De Lubac wrote this beautiful passage: “The first gift God gave us by giving us being. For there… is a genuine parallelism between that first of creation and the second, wholly distinct, wholly super-eminent gift – the ontological call to deification which will make of him, if he responds to it, a ‘new creature’”…“If creation itself can in a real sense be called a ‘grace,’ then the call to see God is another one.”
As a Jewish aphorism says, “memory is the pillar of redemption.” The great act of memory is the realisation that a creature’s very existence is a gift. At bottom, created things are God in some sense and God is in some sense created. This creates a poetic culture of the reciprocity of gift. God is the single influence, the single unilateral and total cause of Everything; on the other, since God causes by sharing His own nature, by giving His gifts to be, the lower levels exert within their own sphere their own secondary and equally total causality. Creation is therefore not a finished product in space—whose finished character would render creatures passive with regard to it—but is continuously generated ex nihilo in time.
Poesis is a mode of human understanding. Aristotle clarifies “poetry has in some sense a referential function— that is mimesis—and that it inaugurates a world—setting up an ethos through the employment of a mythos.” Poetic wisdom, the first wisdom of the gentile world, must have begun with a metaphysics that is not rational and abstract like that of learned men, but felt and imagined as that of these first men must have been, who, without power of ratiocination, were all robust sense and vigorous imagination. This metaphysics was their poetry, a faculty born with them for they were furnished by nature with these senses and imaginations.

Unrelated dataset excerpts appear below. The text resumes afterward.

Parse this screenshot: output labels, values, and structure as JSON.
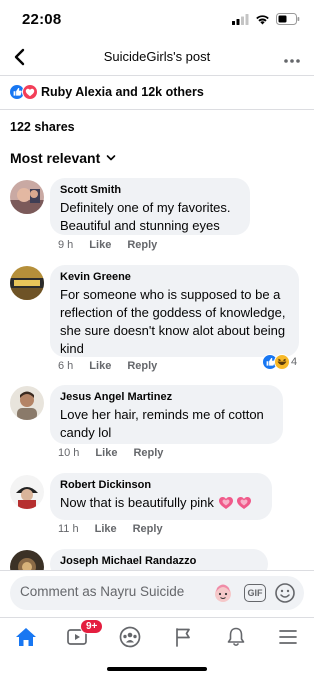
{
  "status_bar": {
    "time": "22:08"
  },
  "header": {
    "title": "SuicideGirls's post"
  },
  "reactions": {
    "summary": "Ruby Alexia and 12k others",
    "shares": "122 shares"
  },
  "sort": {
    "label": "Most relevant"
  },
  "comments": [
    {
      "name": "Scott Smith",
      "text": "Definitely one of my favorites. Beautiful and stunning eyes",
      "time": "9 h",
      "like": "Like",
      "reply": "Reply"
    },
    {
      "name": "Kevin Greene",
      "text": "For someone who is supposed to be a reflection of the goddess of knowledge, she sure doesn't know alot about being kind",
      "time": "6 h",
      "like": "Like",
      "reply": "Reply",
      "reaction_count": "4"
    },
    {
      "name": "Jesus Angel Martinez",
      "text": "Love her hair, reminds me of cotton candy lol",
      "time": "10 h",
      "like": "Like",
      "reply": "Reply"
    },
    {
      "name": "Robert Dickinson",
      "text": "Now that is beautifully pink",
      "time": "11 h",
      "like": "Like",
      "reply": "Reply"
    },
    {
      "name": "Joseph Michael Randazzo"
    }
  ],
  "composer": {
    "placeholder": "Comment as Nayru Suicide",
    "gif_label": "GIF"
  },
  "tabbar": {
    "video_badge": "9+"
  },
  "colors": {
    "facebook_blue": "#1877f2",
    "love_red": "#f33e58",
    "badge_red": "#e41e3f",
    "bubble_gray": "#f0f2f5",
    "meta_gray": "#65676b"
  },
  "icons": [
    "back-arrow-icon",
    "more-icon",
    "like-reaction-icon",
    "love-reaction-icon",
    "haha-reaction-icon",
    "chevron-down-icon",
    "sticker-icon",
    "gif-icon",
    "emoji-icon",
    "home-icon",
    "video-icon",
    "groups-icon",
    "flag-icon",
    "bell-icon",
    "menu-icon"
  ]
}
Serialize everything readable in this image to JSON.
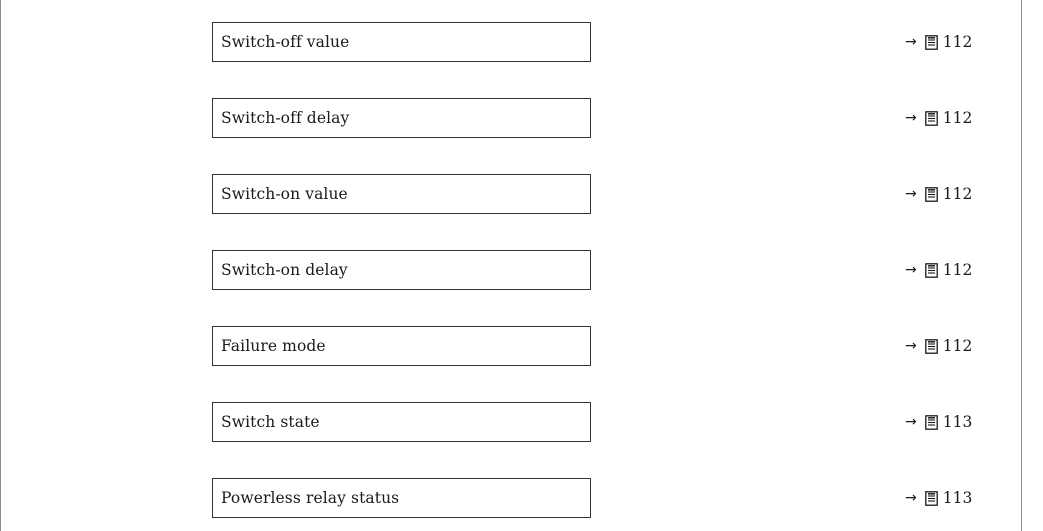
{
  "rows": [
    {
      "label": "Switch-off value",
      "arrow": "→",
      "page": "112"
    },
    {
      "label": "Switch-off delay",
      "arrow": "→",
      "page": "112"
    },
    {
      "label": "Switch-on value",
      "arrow": "→",
      "page": "112"
    },
    {
      "label": "Switch-on delay",
      "arrow": "→",
      "page": "112"
    },
    {
      "label": "Failure mode",
      "arrow": "→",
      "page": "112"
    },
    {
      "label": "Switch state",
      "arrow": "→",
      "page": "113"
    },
    {
      "label": "Powerless relay status",
      "arrow": "→",
      "page": "113"
    }
  ],
  "icons": {
    "page_reference": "page-reference-icon"
  }
}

By turning to nature, we cannot really find the key to ‘value.’ Its beauties we always ‘complete’ and so produce in language, symbol and artifact as much as discover. And alongside beauty, we encounter also in nature the ambiguous terror of sublimity: overwhelming, unpredictable power, continuous destruction.
A story cannot be made by one isolated person. A narrative is formed within a community. Therefore, without a community in which the narrative is told, we cannot know who we are. For the narrative, this insight is extended to the Church. This specific community can subsist by its past memory and future anticipation in the vast history of salvation. The beautiful and the true are considered to be different aspects of Being. A beautiful object incites in us a desire to transcend this object for the satisfaction of this desire. To experience the beautiful is not only to be satisfied, but also to be frustrated satisfyingly; a desire to see more of what arrive, is always involved.